= Demodice =

Several figures in Greek mythology

In Greek mythology, the name Demodice (Ancient Greek: Δημοδίκη) may refer to:

- Demodice, daughter of Agenor, also known as Demonice.
- Demodice or Demodika (also known as Gorgopis, Themisto, or Biadice), second wife of either Cretheus or Athamas, who unsuccessfully attempted to seduce Phrixus and in revenge accused him of sexual abuse, which caused him to flee from his father's kingdom.
- Demodice, daughter of Rheximachus of Tegea. After Tegea had been at war with Phenea for a long time, the cities agreed to put an end to the conflict by electing a set of triplet brothers to represent each side and letting the victorious side be determined in a fight between them. The Tegeans sent the three sons of Rheximachus, brothers of Demodice, while the Pheneans sent the three sons of Demostratus, one of whom, Demodicus, was betrothed to Demodice.
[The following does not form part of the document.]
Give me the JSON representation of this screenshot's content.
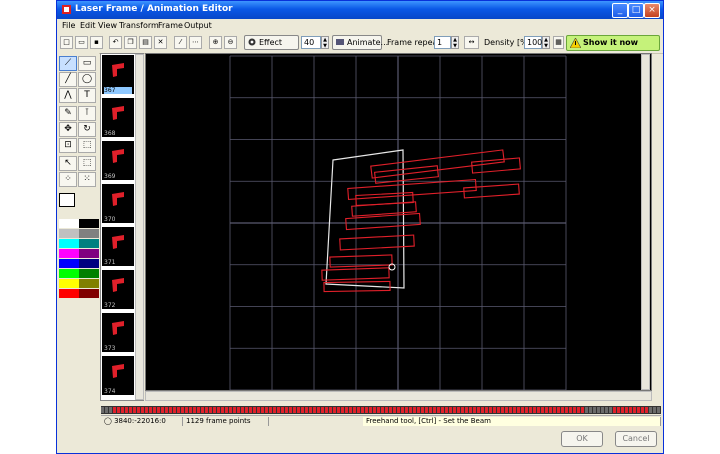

Two of Rheximachus' sons were killed in the fight, but the third brother, Critolaus, outwitted his opponents by pretending to flee from them and then slaying them one by one as they were pursuing him, and thus brought victory to Tegea. Demodice, however, mourned her fiancé Demodicus rather than celebrate the victory, and was killed by Critolaus for being unpatriotic. His mother charged him with the murder but he was acquitted.
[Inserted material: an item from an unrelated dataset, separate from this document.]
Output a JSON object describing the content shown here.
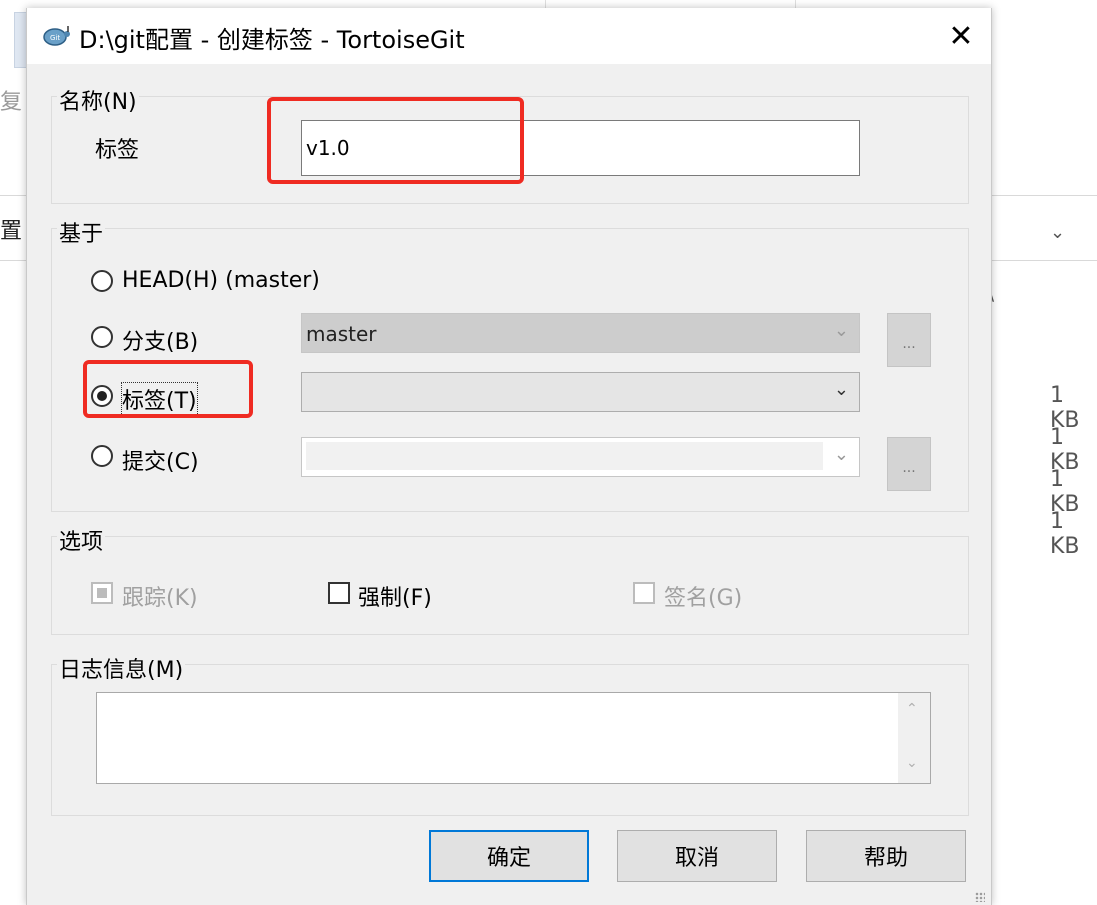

- Demodice of Lydia, daughter of Leucothea and a father whose name is lost in the manuscript. During a festival of Aphrodite, she was raped by her brother Pactolus, who had failed to recognize her; upon realizing what he had done, Pactolus threw himself into the river Chrysorrhoos, which allegedly was renamed Pactolus after him.
- Demodice, mother by Corybas of Scamander. Her son accidentally saw the goddess Rhea while taking part in her sacred mysteries; driven insane by her, he ran off and fell into the river Xanthus, which from that circumstance received the second name Scamander.
- Demodice, one of the sacrificial victims of Minotaur.